To make things clear, I don't want it to look 1:1 the same as the original.


----------



## Deleted User (Apr 21, 2018)

Your animation looks a bit flat. Try adding several more layers of movement independent of the main water layer to sell that floating, bubbly effect. Maybe add a bit of parallax for good effect.


----------



## Der_Blockbuster (Apr 21, 2018)

B_E_P_I_S_M_A_N said:


> Your animation looks a bit flat. Try adding several more layers of movement independent of the main water layer to sell that floating, bubbly effect. Maybe add a bit of parallax for good effect.


Yeah as I stated above, its just one layer, but before I can add other layers, I need to get the animation right 
The bubble will come too.

Do you think I can start adding other layers?
Or does the animation look a bit hard.


----------



## Deleted User (Apr 21, 2018)

Der_Blockbuster said:


> Yeah as I stated above, its just one layer, but before I can add other layers, I need to get the animation right
> The bubble will come too.
> 
> Do you think I can start adding other layers?
> Or does the animation look a bit hard.


Just ease the left/right oscillation a little, maybe decrease the speed of the water, and make the up and down bobbing slightly more prominent. 
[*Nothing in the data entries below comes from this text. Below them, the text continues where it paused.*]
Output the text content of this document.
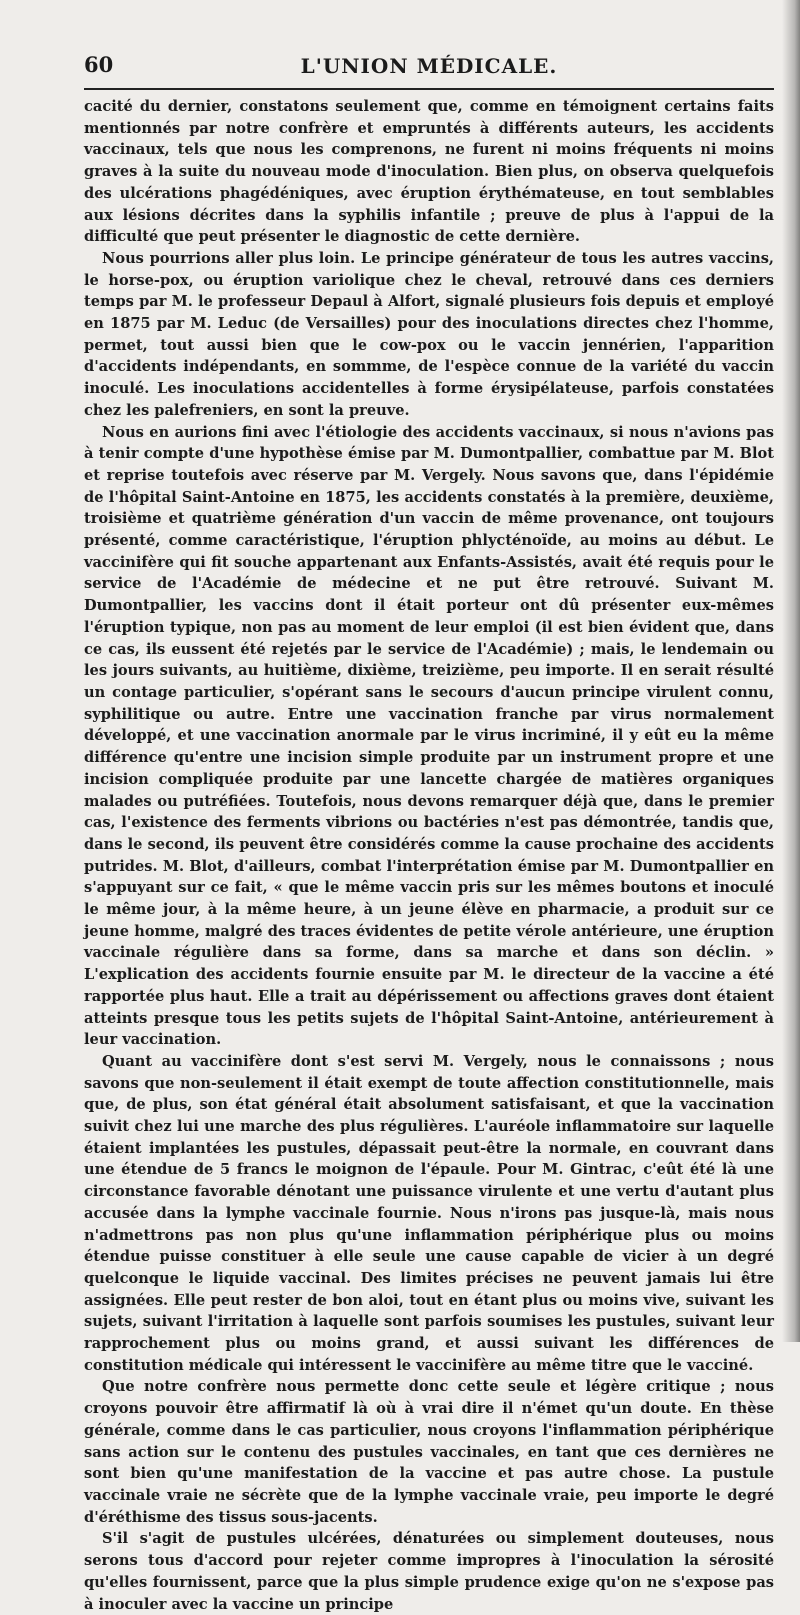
60	L'UNION MÉDICALE.

cacité du dernier, constatons seulement que, comme en témoignent certains faits mentionnés par notre confrère et empruntés à différents auteurs, les accidents vaccinaux, tels que nous les comprenons, ne furent ni moins fréquents ni moins graves à la suite du nouveau mode d'inoculation. Bien plus, on observa quelquefois des ulcérations phagédéniques, avec éruption érythémateuse, en tout semblables aux lésions décrites dans la syphilis infantile ; preuve de plus à l'appui de la difficulté que peut présenter le diagnostic de cette dernière.

Nous pourrions aller plus loin. Le principe générateur de tous les autres vaccins, le horse-pox, ou éruption variolique chez le cheval, retrouvé dans ces derniers temps par M. le professeur Depaul à Alfort, signalé plusieurs fois depuis et employé en 1875 par M. Leduc (de Versailles) pour des inoculations directes chez l'homme, permet, tout aussi bien que le cow-pox ou le vaccin jennérien, l'apparition d'accidents indépendants, en sommme, de l'espèce connue de la variété du vaccin inoculé. Les inoculations accidentelles à forme érysipélateuse, parfois constatées chez les palefreniers, en sont la preuve.

Nous en aurions fini avec l'étiologie des accidents vaccinaux, si nous n'avions pas à tenir compte d'une hypothèse émise par M. Dumontpallier, combattue par M. Blot et reprise toutefois avec réserve par M. Vergely. Nous savons que, dans l'épidémie de l'hôpital Saint-Antoine en 1875, les accidents constatés à la première, deuxième, troisième et quatrième génération d'un vaccin de même provenance, ont toujours présenté, comme caractéristique, l'éruption phlycténoïde, au moins au début. Le vaccinifère qui fit souche appartenant aux Enfants-Assistés, avait été requis pour le service de l'Académie de médecine et ne put être retrouvé. Suivant M. Dumontpallier, les vaccins dont il était porteur ont dû présenter eux-mêmes l'éruption typique, non pas au moment de leur emploi (il est bien évident que, dans ce cas, ils eussent été rejetés par le service de l'Académie) ; mais, le lendemain ou les jours suivants, au huitième, dixième, treizième, peu importe. Il en serait résulté un contage particulier, s'opérant sans le secours d'aucun principe virulent connu, syphilitique ou autre. Entre une vaccination franche par virus normalement développé, et une vaccination anormale par le virus incriminé, il y eût eu la même différence qu'entre une incision simple produite par un instrument propre et une incision compliquée produite par une lancette chargée de matières organiques malades ou putréfiées. Toutefois, nous devons remarquer déjà que, dans le premier cas, l'existence des ferments vibrions ou bactéries n'est pas démontrée, tandis que, dans le second, ils peuvent être considérés comme la cause prochaine des accidents putrides. M. Blot, d'ailleurs, combat l'interprétation émise par M. Dumontpallier en s'appuyant sur ce fait, « que le même vaccin pris sur les mêmes boutons et inoculé le même jour, à la même heure, à un jeune élève en pharmacie, a produit sur ce jeune homme, malgré des traces évidentes de petite vérole antérieure, une éruption vaccinale régulière dans sa forme, dans sa marche et dans son déclin. » L'explication des accidents fournie ensuite par M. le directeur de la vaccine a été rapportée plus haut. Elle a trait au dépérissement ou affections graves dont étaient atteints presque tous les petits sujets de l'hôpital Saint-Antoine, antérieurement à leur vaccination.

Quant au vaccinifère dont s'est servi M. Vergely, nous le connaissons ; nous savons que non-seulement il était exempt de toute affection constitutionnelle, mais que, de plus, son état général était absolument satisfaisant, et que la vaccination suivit chez lui une marche des plus régulières. L'auréole inflammatoire sur laquelle étaient implantées les pustules, dépassait peut-être la normale, en couvrant dans une étendue de 5 francs le moignon de l'épaule. Pour M. Gintrac, c'eût été là une circonstance favorable dénotant une puissance virulente et une vertu d'autant plus accusée dans la lymphe vaccinale fournie. Nous n'irons pas jusque-là, mais nous n'admettrons pas non plus qu'une inflammation périphérique plus ou moins étendue puisse constituer à elle seule une cause capable de vicier à un degré quelconque le liquide vaccinal. Des limites précises ne peuvent jamais lui être assignées. Elle peut rester de bon aloi, tout en étant plus ou moins vive, suivant les sujets, suivant l'irritation à laquelle sont parfois soumises les pustules, suivant leur rapprochement plus ou moins grand, et aussi suivant les différences de constitution médicale qui intéressent le vaccinifère au même titre que le vacciné.

Que notre confrère nous permette donc cette seule et légère critique ; nous croyons pouvoir être affirmatif là où à vrai dire il n'émet qu'un doute. En thèse générale, comme dans le cas particulier, nous croyons l'inflammation périphérique sans action sur le contenu des pustules vaccinales, en tant que ces dernières ne sont bien qu'une manifestation de la vaccine et pas autre chose. La pustule vaccinale vraie ne sécrète que de la lymphe vaccinale vraie, peu importe le degré d'éréthisme des tissus sous-jacents.

S'il s'agit de pustules ulcérées, dénaturées ou simplement douteuses, nous serons tous d'accord pour rejeter comme impropres à l'inoculation la sérosité qu'elles fournissent, parce que la plus simple prudence exige qu'on ne s'expose pas à inoculer avec la vaccine un principe
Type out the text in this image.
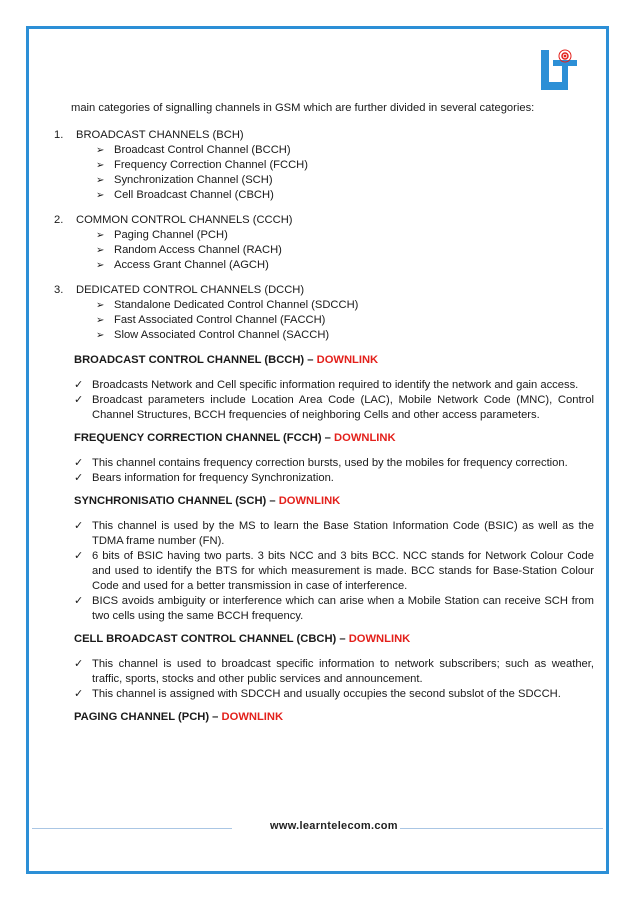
main categories of signalling channels in GSM which are further divided in several categories:

1.	BROADCAST CHANNELS (BCH)
➢ Broadcast Control Channel (BCCH)
➢ Frequency Correction Channel (FCCH)
➢ Synchronization Channel (SCH)
➢ Cell Broadcast Channel (CBCH)
2.	COMMON CONTROL CHANNELS (CCCH)
➢ Paging Channel (PCH)
➢ Random Access Channel (RACH)
➢ Access Grant Channel (AGCH)
3.	DEDICATED CONTROL CHANNELS (DCCH)
➢ Standalone Dedicated Control Channel (SDCCH)
➢ Fast Associated Control Channel (FACCH)
➢ Slow Associated Control Channel (SACCH)
BROADCAST CONTROL CHANNEL (BCCH) – DOWNLINK
✓ Broadcasts Network and Cell specific information required to identify the network and gain access.
✓ Broadcast parameters include Location Area Code (LAC), Mobile Network Code (MNC), Control Channel Structures, BCCH frequencies of neighboring Cells and other access parameters.
FREQUENCY CORRECTION CHANNEL (FCCH) – DOWNLINK
✓ This channel contains frequency correction bursts, used by the mobiles for frequency correction.
✓ Bears information for frequency Synchronization.
SYNCHRONISATIO CHANNEL (SCH) – DOWNLINK
✓ This channel is used by the MS to learn the Base Station Information Code (BSIC) as well as the TDMA frame number (FN).
✓ 6 bits of BSIC having two parts. 3 bits NCC and 3 bits BCC. NCC stands for Network Colour Code and used to identify the BTS for which measurement is made. BCC stands for Base-Station Colour Code and used for a better transmission in case of interference.
✓ BICS avoids ambiguity or interference which can arise when a Mobile Station can receive SCH from two cells using the same BCCH frequency.
CELL BROADCAST CONTROL CHANNEL (CBCH) – DOWNLINK
✓ This channel is used to broadcast specific information to network subscribers; such as weather, traffic, sports, stocks and other public services and announcement.
✓ This channel is assigned with SDCCH and usually occupies the second subslot of the SDCCH.
PAGING CHANNEL (PCH) – DOWNLINK
www.learntelecom.com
Other than that, you should be good.


----------



## Der_Blockbuster (Apr 21, 2018)

B_E_P_I_S_M_A_N said:


> Just ease the left/right oscillation a little, maybe decrease the speed of the water, and make the up and down bobbing slightly more prominent.
> 
> Other than that, you should be good.


Alright 
thanks, I'll play with it and hopefully work it out.


----------



## Der_Blockbuster (Apr 25, 2018)

What do you guys think about this version?
I guess I won't put bubbles in there, looks a bit cleaner.


----------



## Deleted User (Apr 25, 2018)

Der_Blockbuster said:


> What do you guys think about this version?
> I guess I won't put bubbles in there, looks a bit cleaner.



That looks pretty good! Only thing I'd change would be to add more bobbing to the water layers before the Homebrew Channel logo appears.


----------